Ceux qui se laissent dépasser en termes d’investissement le payent en général quelques années plus tard. Parfois très cher. Des entreprises qui, de redressement en redressement, ont manqué de moyens et ont dû fermer leurs portes, comme Tim, le site de cabines d’engins de chantiers à Quaëdypre (Nord). D’autres cessations d’activité relèvent de problème de compétitivité face à des pays à bas coût, de marchés qui dévissent comme celui du diesel, ou de réorganisation "classique" d’un appareil de production comme Ford à Blanquefort (Gironde). D’autres enfin chutent sur des paris mal maîtrisés à l’image de WN, l’entreprise de Nicolas Decayeux, né sur les cendres de Whirpool à Amiens (Somme), qui a lancé ce qui n’était encore qu’une start-up, sans produit ni marché, avec un effectif considérable de près de 180 salariés.

Les emplois renaissent

Malgré ces échecs et l’enjeu de reconversion de certains secteurs, la dynamique est solide. Même le secteur de l’électronique, avec des entreprises comme Ledger et Folan, se prend à développer ses solutions en France et non en Chine. Selon Isabelle Monvoisin, la directrice générale de la société de conseil Pôle implantation, "c’est une belle année, et cela se poursuivra en 2020-2021 d’après ce que nous voyons des projets à échéance dix-huit ou vingt-quatre mois". En revanche, la taille des projets diminue. "Aujourd’hui, ceux de plus de 50 salariés ne dépassent pas une cinquantaine par an. Et entre 300 et 600 salariés, on est dans l’exceptionnel. Les derniers très gros projets “greenfield” remontent aux usines de Swatch à Hambach [Moselle] et de Toyota à Onnaing [Nord] à la fin des années 1990", illustre-t-elle.

Les petits ruisseaux des nouvelles usines, extensions et modernisations viennent désormais grossir une rivière puisque l’emploi industriel a enfin relevé la tête. Depuis 2001, il présentait un solde négatif ; il est positif depuis 2018. Au troisième trimestre 2019, l’industrie a créé 17 400 emplois salariés par rapport à la même période de l’an passé. Certains n’avaient pas perdu la foi. "Je suis un ingénieur et un industriel dans l’âme. Notre savoir-faire français a été négligé, mais avec du service et de la qualité, on y arrive", témoigne Charles Darnane, le PDG des Ateliers de Basse Ham.
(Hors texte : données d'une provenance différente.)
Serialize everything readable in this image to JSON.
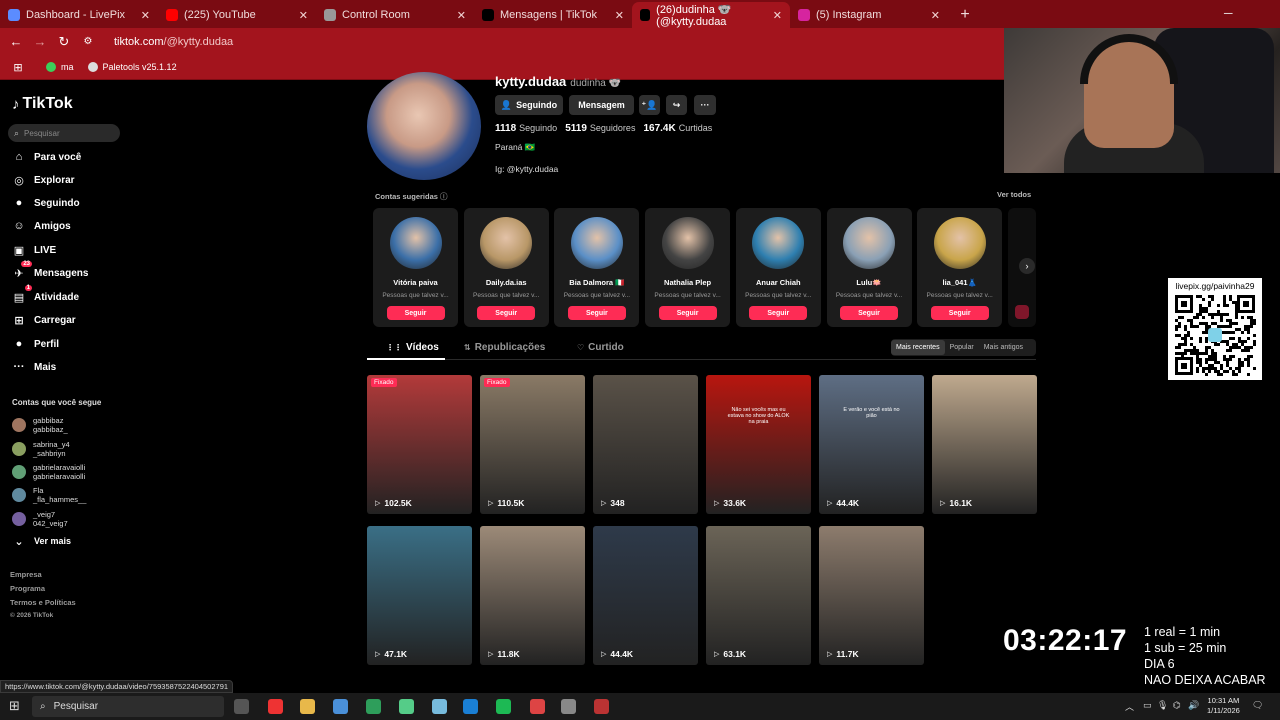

Pour Louis Gallois, le président du conseil de surveillance de PSA, l’effort doit se poursuivre : "Le déficit commercial est dû à un manque de capacités de production. Il faut pousser les entreprises industrielles à investir sur le territoire." C’est l’un des objets du Pacte productif 2025 que le président de la République devrait présenter officiellement en janvier. En attendant, l’État a confié à Benoît Potier, le président d’Air liquide et du Conseil de l’innovation, le soin d’identifier les marchés de demain qui recevront un soutien de l’État. Pour qu’ils irriguent les filières de projets concrets. Rendez-vous en 2020.